この日は元ナイジェリア代表のFWピーター・ウタカをスタメンで起用してきた。2節の新潟戦(A)は後半開始から登場してなかなかいいプレーを見せたので、「このタイミングでスタメンで起用する。」という選手起用は決して間違いではなかったと思う。実際にFWピーター・ウタカはまずまずいいプレーを見せたが、縦に急ぐサッカーになってしまったので、相手の松本山雅のやりたいサッカーに近くなってしまった。
結果論になってしまうが、技術的には清水のほうがかなり上のチームなので、しっかりと自分たちでボールを保持して相手を押し込む展開に持ち込みたかった。過去2試合は目立つプレーは少なかったが、きちんとボールを持てるMF竹内涼を同様に左サイドハーフで起用して、FW長沢駿の1トップで、MF大前がトップ下に入るという従来通りの布陣のほうがベターだったのではないかと感じるところもある。

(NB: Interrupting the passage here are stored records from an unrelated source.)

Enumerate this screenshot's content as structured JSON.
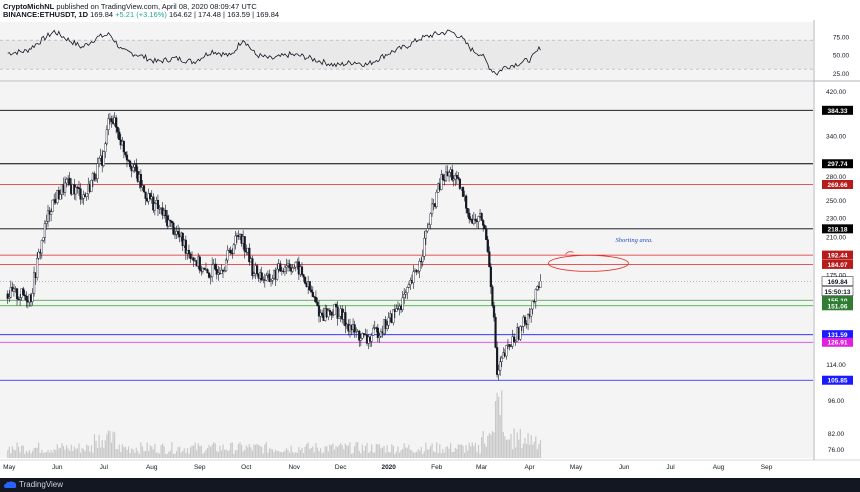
{
  "header": {
    "publisher": "CryptoMichNL",
    "published_text": "published on TradingView.com, April 08, 2020 08:09:47 UTC",
    "symbol": "BINANCE:ETHUSDT, 1D",
    "price": "169.84",
    "change": "+5.21 (+3.16%)",
    "ohlc": "164.62 | 174.48 | 163.59 | 169.84"
  },
  "footer": {
    "brand": "TradingView",
    "logo_icon": "tradingview-cloud-icon"
  },
  "annotation": {
    "text": "Shorting area."
  },
  "colors": {
    "candle": "#131722",
    "grid_bg": "#f4f4f4",
    "pane_band": "#e9e9e9",
    "black_line": "#000000",
    "red_line": "#e02020",
    "green_line": "#2ca02c",
    "magenta_line": "#e020e0",
    "blue_line": "#1a1aff",
    "ellipse": "#e53935",
    "annotation_text": "#1e4fbf"
  },
  "chart_data": {
    "type": "candlestick",
    "symbol": "BINANCE:ETHUSDT",
    "interval": "1D",
    "price_scale": "log",
    "ylim": [
      73,
      440
    ],
    "y_ticks": [
      420.0,
      340.0,
      280.0,
      250.0,
      230.0,
      210.0,
      175.0,
      126.0,
      114.0,
      96.0,
      82.0,
      76.0
    ],
    "x_ticks": [
      "May",
      "Jun",
      "Jul",
      "Aug",
      "Sep",
      "Oct",
      "Nov",
      "Dec",
      "2020",
      "Feb",
      "Mar",
      "Apr",
      "May",
      "Jun",
      "Jul",
      "Aug",
      "Sep"
    ],
    "x_tick_days": [
      1,
      32,
      62,
      93,
      124,
      154,
      185,
      215,
      246,
      277,
      306,
      337,
      367,
      398,
      428,
      459,
      490
    ],
    "xlim_days": [
      -5,
      520
    ],
    "last_candle_day": 344,
    "current_price": "169.84",
    "countdown": "15:50:13",
    "horizontal_levels": [
      {
        "value": 384.33,
        "label": "384.33",
        "color": "black"
      },
      {
        "value": 297.74,
        "label": "297.74",
        "color": "black"
      },
      {
        "value": 269.66,
        "label": "269.66",
        "color": "red"
      },
      {
        "value": 218.18,
        "label": "218.18",
        "color": "black"
      },
      {
        "value": 192.44,
        "label": "192.44",
        "color": "red"
      },
      {
        "value": 184.07,
        "label": "184.07",
        "color": "red"
      },
      {
        "value": 155.1,
        "label": "155.10",
        "color": "green"
      },
      {
        "value": 151.06,
        "label": "151.06",
        "color": "green"
      },
      {
        "value": 131.59,
        "label": "131.59",
        "color": "blue"
      },
      {
        "value": 126.91,
        "label": "126.91",
        "color": "magenta"
      },
      {
        "value": 105.85,
        "label": "105.85",
        "color": "blue"
      }
    ],
    "close_anchors": [
      [
        0,
        160
      ],
      [
        15,
        158
      ],
      [
        28,
        245
      ],
      [
        38,
        270
      ],
      [
        50,
        255
      ],
      [
        62,
        310
      ],
      [
        66,
        380
      ],
      [
        75,
        320
      ],
      [
        88,
        260
      ],
      [
        102,
        230
      ],
      [
        115,
        200
      ],
      [
        128,
        175
      ],
      [
        140,
        185
      ],
      [
        150,
        215
      ],
      [
        158,
        180
      ],
      [
        168,
        170
      ],
      [
        180,
        185
      ],
      [
        188,
        180
      ],
      [
        202,
        145
      ],
      [
        212,
        148
      ],
      [
        224,
        133
      ],
      [
        232,
        128
      ],
      [
        246,
        140
      ],
      [
        258,
        160
      ],
      [
        266,
        185
      ],
      [
        272,
        225
      ],
      [
        280,
        275
      ],
      [
        286,
        285
      ],
      [
        292,
        265
      ],
      [
        300,
        225
      ],
      [
        306,
        230
      ],
      [
        310,
        200
      ],
      [
        314,
        140
      ],
      [
        316,
        108
      ],
      [
        320,
        118
      ],
      [
        326,
        128
      ],
      [
        332,
        136
      ],
      [
        338,
        150
      ],
      [
        341,
        158
      ],
      [
        344,
        169.84
      ]
    ],
    "rsi": {
      "levels": [
        70,
        30
      ],
      "y_ticks": [
        75.0,
        50.0,
        25.0
      ],
      "ylim": [
        15,
        95
      ],
      "anchors": [
        [
          0,
          52
        ],
        [
          12,
          55
        ],
        [
          22,
          70
        ],
        [
          30,
          82
        ],
        [
          38,
          72
        ],
        [
          48,
          60
        ],
        [
          58,
          74
        ],
        [
          66,
          78
        ],
        [
          74,
          55
        ],
        [
          84,
          50
        ],
        [
          96,
          40
        ],
        [
          108,
          45
        ],
        [
          120,
          40
        ],
        [
          132,
          55
        ],
        [
          144,
          48
        ],
        [
          152,
          72
        ],
        [
          160,
          50
        ],
        [
          170,
          44
        ],
        [
          182,
          50
        ],
        [
          190,
          48
        ],
        [
          200,
          42
        ],
        [
          212,
          35
        ],
        [
          224,
          40
        ],
        [
          232,
          36
        ],
        [
          246,
          52
        ],
        [
          258,
          62
        ],
        [
          266,
          72
        ],
        [
          276,
          78
        ],
        [
          286,
          82
        ],
        [
          292,
          75
        ],
        [
          300,
          56
        ],
        [
          306,
          50
        ],
        [
          312,
          30
        ],
        [
          316,
          24
        ],
        [
          320,
          32
        ],
        [
          330,
          38
        ],
        [
          338,
          44
        ],
        [
          344,
          60
        ]
      ]
    },
    "volume_profile": {
      "note": "relative volume bars at bottom of price pane",
      "base_level": 0.25,
      "spike_days": [
        315,
        316,
        317,
        318,
        319
      ]
    }
  }
}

ただ、当然のことながら、新シーズンは始まったばかりなので、いろいろなことにチャレンジしたい時期であり、また、チャレンジしなければならない時期である。FWピーター・ウタカを先発で起用してFW長沢駿とMF大前の位置を変えたことは結果にはつながらなかったが、大榎監督の選手起用は責められるものではないと思う。積極的にチャレンジした末の結果なので、一定以上の評価はしたいところである。
松本山雅の反町監督はMF村田和のことをかなり警戒していたが、結局、MF村田和はほとんど仕事ができなかった。早い段階で松本山雅が先制して彼の生きるスペースがあまりなかった点も関係しているが、彼が封じられたときにどうするのか?は清水の次の課題と言える。右SBのDF三浦弦のところは空いていたので生かしたかったが、CBが本職の選手なのでなかなか攻撃面で気の利いたプレーをするのは難しい。
「ゴールが必要な展開になったので早いタイミングで攻撃力のあるSBを投入するのがベター」だと思ったが、控えの選手でSBでプレーするのはDF鎌田のみ。当然、DF三浦弦よりは攻撃力があるので、ここを動かすのが最善の策だと思ったが、大榎監督は違うところを動かしてきた。(彼もSBが本職ではないが、)DF河井が戻ってくると選手起用のバリエーションが増えるので、早い時期の完全復活が待たれる。